What is current in research on ALS and neurodegenerative diseases?

"In 10 percent of all ALS cases, the disease is clearly inherited and we now usually know which gene mutation causes the disease, even though we do not yet understand why motor neurons are selectively sensitive and lost. In the case of these cases of ALS with a clear genetic cause, much exciting is happening on the research front, both about how mutated pathogenic genes mechanistically cause pathological changes and about how clinical trials of antisense oligos (ASOs) to lower the levels of toxic gene products," says Eva Hedlund.

 


Incorrect communication between the cells

According to her, sporadic disease, which accounts for 90 percent of all ALS patients, is an even greater challenge. Although one has begun to understand that genetics is a major contributing factor to the onset of the disease, it seems very complex and is not yet understandable. It is now important to understand whether sporadic disease and inherited gene mutations lead to motor neuron death in different or similar ways and thus must be treated individually or as a group. Eva Hedlund's research group studies this with the help of genetic scissors, and RNA sequencing of individual human motor neurons. They also examine how individual cells and their axons respond to disease events that are either sporadic or inherited.

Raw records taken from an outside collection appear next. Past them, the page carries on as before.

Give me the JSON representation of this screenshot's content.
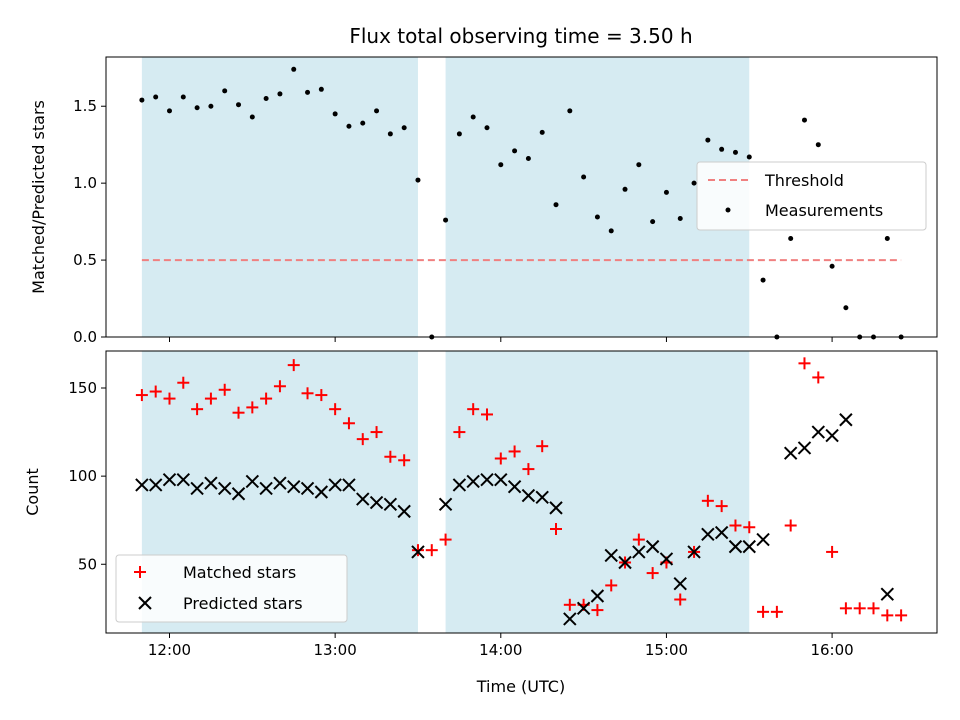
{
  "chart_data": [
    {
      "type": "scatter",
      "title": "Flux total observing time = 3.50 h",
      "xlabel": "",
      "ylabel": "Matched/Predicted stars",
      "xlim": [
        11.6167,
        16.6333
      ],
      "ylim": [
        0,
        1.82
      ],
      "xticks": [
        {
          "value": 12,
          "label": "12:00"
        },
        {
          "value": 13,
          "label": "13:00"
        },
        {
          "value": 14,
          "label": "14:00"
        },
        {
          "value": 15,
          "label": "15:00"
        },
        {
          "value": 16,
          "label": "16:00"
        }
      ],
      "yticks": [
        {
          "value": 0,
          "label": "0.0"
        },
        {
          "value": 0.5,
          "label": "0.5"
        },
        {
          "value": 1.0,
          "label": "1.0"
        },
        {
          "value": 1.5,
          "label": "1.5"
        }
      ],
      "shaded_spans": [
        {
          "start": 11.8333,
          "end": 13.5
        },
        {
          "start": 13.6667,
          "end": 15.5
        }
      ],
      "series": [
        {
          "name": "Threshold",
          "kind": "line",
          "color": "#f08080",
          "style": "dashed",
          "x": [
            11.8333,
            16.4167
          ],
          "y": [
            0.5,
            0.5
          ]
        },
        {
          "name": "Measurements",
          "kind": "dot",
          "color": "#000000",
          "x": [
            11.8333,
            11.9167,
            12.0,
            12.0833,
            12.1667,
            12.25,
            12.3333,
            12.4167,
            12.5,
            12.5833,
            12.6667,
            12.75,
            12.8333,
            12.9167,
            13.0,
            13.0833,
            13.1667,
            13.25,
            13.3333,
            13.4167,
            13.5,
            13.5833,
            13.6667,
            13.75,
            13.8333,
            13.9167,
            14.0,
            14.0833,
            14.1667,
            14.25,
            14.3333,
            14.4167,
            14.5,
            14.5833,
            14.6667,
            14.75,
            14.8333,
            14.9167,
            15.0,
            15.0833,
            15.1667,
            15.25,
            15.3333,
            15.4167,
            15.5,
            15.5833,
            15.6667,
            15.75,
            15.8333,
            15.9167,
            16.0,
            16.0833,
            16.1667,
            16.25,
            16.3333,
            16.4167
          ],
          "y": [
            1.54,
            1.56,
            1.47,
            1.56,
            1.49,
            1.5,
            1.6,
            1.51,
            1.43,
            1.55,
            1.58,
            1.74,
            1.59,
            1.61,
            1.45,
            1.37,
            1.39,
            1.47,
            1.32,
            1.36,
            1.02,
            0.0,
            0.76,
            1.32,
            1.43,
            1.36,
            1.12,
            1.21,
            1.16,
            1.33,
            0.86,
            1.47,
            1.04,
            0.78,
            0.69,
            0.96,
            1.12,
            0.75,
            0.94,
            0.77,
            1.0,
            1.28,
            1.22,
            1.2,
            1.17,
            0.37,
            0.0,
            0.64,
            1.41,
            1.25,
            0.46,
            0.19,
            0.0,
            0.0,
            0.64,
            0.0
          ]
        }
      ],
      "legend": {
        "position": "center-right",
        "entries": [
          "Threshold",
          "Measurements"
        ]
      }
    },
    {
      "type": "scatter",
      "title": "",
      "xlabel": "Time (UTC)",
      "ylabel": "Count",
      "xlim": [
        11.6167,
        16.6333
      ],
      "ylim": [
        11,
        171
      ],
      "xticks": [
        {
          "value": 12,
          "label": "12:00"
        },
        {
          "value": 13,
          "label": "13:00"
        },
        {
          "value": 14,
          "label": "14:00"
        },
        {
          "value": 15,
          "label": "15:00"
        },
        {
          "value": 16,
          "label": "16:00"
        }
      ],
      "yticks": [
        {
          "value": 50,
          "label": "50"
        },
        {
          "value": 100,
          "label": "100"
        },
        {
          "value": 150,
          "label": "150"
        }
      ],
      "shaded_spans": [
        {
          "start": 11.8333,
          "end": 13.5
        },
        {
          "start": 13.6667,
          "end": 15.5
        }
      ],
      "series": [
        {
          "name": "Matched stars",
          "kind": "plus",
          "color": "#ff0000",
          "x": [
            11.8333,
            11.9167,
            12.0,
            12.0833,
            12.1667,
            12.25,
            12.3333,
            12.4167,
            12.5,
            12.5833,
            12.6667,
            12.75,
            12.8333,
            12.9167,
            13.0,
            13.0833,
            13.1667,
            13.25,
            13.3333,
            13.4167,
            13.5,
            13.5833,
            13.6667,
            13.75,
            13.8333,
            13.9167,
            14.0,
            14.0833,
            14.1667,
            14.25,
            14.3333,
            14.4167,
            14.5,
            14.5833,
            14.6667,
            14.75,
            14.8333,
            14.9167,
            15.0,
            15.0833,
            15.1667,
            15.25,
            15.3333,
            15.4167,
            15.5,
            15.5833,
            15.6667,
            15.75,
            15.8333,
            15.9167,
            16.0,
            16.0833,
            16.1667,
            16.25,
            16.3333,
            16.4167
          ],
          "y": [
            146,
            148,
            144,
            153,
            138,
            144,
            149,
            136,
            139,
            144,
            151,
            163,
            147,
            146,
            138,
            130,
            121,
            125,
            111,
            109,
            58,
            58,
            64,
            125,
            138,
            135,
            110,
            114,
            104,
            117,
            70,
            27,
            27,
            24,
            38,
            51,
            64,
            45,
            51,
            30,
            57,
            86,
            83,
            72,
            71,
            23,
            23,
            72,
            164,
            156,
            57,
            25,
            25,
            25,
            21,
            21
          ]
        },
        {
          "name": "Predicted stars",
          "kind": "cross",
          "color": "#000000",
          "x": [
            11.8333,
            11.9167,
            12.0,
            12.0833,
            12.1667,
            12.25,
            12.3333,
            12.4167,
            12.5,
            12.5833,
            12.6667,
            12.75,
            12.8333,
            12.9167,
            13.0,
            13.0833,
            13.1667,
            13.25,
            13.3333,
            13.4167,
            13.5,
            13.6667,
            13.75,
            13.8333,
            13.9167,
            14.0,
            14.0833,
            14.1667,
            14.25,
            14.3333,
            14.4167,
            14.5,
            14.5833,
            14.6667,
            14.75,
            14.8333,
            14.9167,
            15.0,
            15.0833,
            15.1667,
            15.25,
            15.3333,
            15.4167,
            15.5,
            15.5833,
            15.75,
            15.8333,
            15.9167,
            16.0,
            16.0833,
            16.3333
          ],
          "y": [
            95,
            95,
            98,
            98,
            93,
            96,
            93,
            90,
            97,
            93,
            96,
            94,
            93,
            91,
            95,
            95,
            87,
            85,
            84,
            80,
            57,
            84,
            95,
            97,
            98,
            98,
            94,
            89,
            88,
            82,
            19,
            25,
            32,
            55,
            51,
            57,
            60,
            53,
            39,
            57,
            67,
            68,
            60,
            60,
            64,
            113,
            116,
            125,
            123,
            132,
            33
          ]
        }
      ],
      "legend": {
        "position": "lower-left",
        "entries": [
          "Matched stars",
          "Predicted stars"
        ]
      }
    }
  ]
}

Eva Hedlund and her colleagues have developed several techniques for studying mRNA in the axons and cell bodies of motor neurons, and they are also building new advanced human cell culture models to investigate how muscles and motor neurons talk to each other.

"We believe that the early destruction of the synapse in ALS is due to an incorrect communication between the cells and that an identification of these signals can provide a great piece of the puzzle for understanding ALS," says Eva Hedlund.